Would you like to learn how else you can boost your website SEO? Take a look at the most complete guide 65+ Ways to Use WebSite Auditor.
Hreflang is actually not a tag but an attribute. It’s used to tell Google that your pages are available in different languages and what URLs these pages can be found on. Besides, hreflang annotations help with country targeting, as they let Google understand where to show your page.
In HTML, hreflang attributes may look like this:
<link rel="alternate" hreflang="en-gb" href="https://example.com/en-gb/" />
<link rel="alternate" hreflang="en" href="https://example.com/en/" />
Hreflang tags are a must-have for anyone dealing with international SEO.
First, they let search engines see other language versions of your pages, thus making them available to a much wider range of users in search.
Second, hreflang annotations let you specify location in addition to language. This way you can tell Google what what exact page it should show to users depending on their location. As Google favors local search results, your chances to drive more organic visitors, say, in France, are much higher with a French page than with an English one.
Third, specifying hreflang annotations lets Google draw ties between your localized pages and the entire website. This strengthens the whole domain and your chances to win better positions in SERPs grow faster.
Hreflang optimization is closely connected to localization, so you will need a powerful tool capable of this. WebSite Auditor will do.
In WebSite Auditor, go to Site Structure > Site Audit and pay attention to the Localization section.
The tool will spot any issues related to hreflang tags and show the URLs these issues are found at. All you need is to check the pages and take relevant measures.
If you are only planning to go international and need to set up hreflang tags properly, you can easily do it with the help of an in-built hreflang generator in WebSite Auditor. Here’s how:
Go to Site Structure > Pages, click the Website Tools icon, and choose Localization:
Choose a URL you want to generate hreflang for, click Add Localization, and select the language and region you need.
Once done, you can export the file and place the content in your HTML <head> section.

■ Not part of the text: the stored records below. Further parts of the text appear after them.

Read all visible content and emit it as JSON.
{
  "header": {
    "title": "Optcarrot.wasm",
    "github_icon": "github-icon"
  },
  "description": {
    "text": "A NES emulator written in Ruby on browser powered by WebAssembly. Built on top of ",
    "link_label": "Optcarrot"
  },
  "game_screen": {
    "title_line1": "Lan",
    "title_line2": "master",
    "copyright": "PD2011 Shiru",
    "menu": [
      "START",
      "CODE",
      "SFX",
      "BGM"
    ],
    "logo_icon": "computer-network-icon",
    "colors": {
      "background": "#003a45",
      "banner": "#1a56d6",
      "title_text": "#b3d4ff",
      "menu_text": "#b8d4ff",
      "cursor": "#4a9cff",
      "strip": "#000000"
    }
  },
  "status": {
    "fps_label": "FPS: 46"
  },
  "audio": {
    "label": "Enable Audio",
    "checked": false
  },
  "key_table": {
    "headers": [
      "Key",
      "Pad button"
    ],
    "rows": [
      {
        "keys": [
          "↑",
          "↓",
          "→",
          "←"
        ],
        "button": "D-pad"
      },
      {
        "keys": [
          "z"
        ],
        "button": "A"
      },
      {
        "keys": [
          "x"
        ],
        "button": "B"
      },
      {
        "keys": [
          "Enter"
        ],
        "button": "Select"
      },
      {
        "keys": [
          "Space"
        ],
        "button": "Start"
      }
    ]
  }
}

Note: Although locating hreflang tags in the <head> section is considered the best option, you can also choose to place hreflang annotations in an XML sitemap. This suits websites that are way too big. There’s also an option to add hreflang in the HTTP header — the way out for non-HTML files like .pdf, .doc. etc.
Last, but not least, is Schema markup. Schema is actually a whole system of HTML tags. They can be added to your code to tell search engines about all kinds of things: your contact details, product prices, recipe ingredients, and much more.
Schema markup is used to point out specific pieces of information on a page, and Google can use these pieces of information to create rich snippets. For example, if you apply Schema to a recipe page, Google will know the cooking time, the ingredients, the number of reviews, and even the calorie count of the recipe. And it will use the information to create these:
These are called rich snippets and, as you can see, they blow regular snippets out of the water. And Google has made more and more of these types of snippets available over the past few years. Today, we’ve got article, product, event, book, movie, and hundreds of other schemas that can enhance your search appearance.
Schema can get a bit complicated and it’s not something you can type out by hand. The best way to apply schema to a page is by using Structured Data Markup Helper. There, you can choose the type of Schema, enter your URL, and then simply select the text on the page and mark it up:
Once you are done, you can copy the code from the helper and paste onto your page.
I’d say HTML tags are pretty important for SEO, perhaps even more than before. Google is changing SERP quite rapidly, making it more interactive and adding new types of snippets. To participate in all that, to remain competitive in search, you’d have to start working on your headings and your rich results today.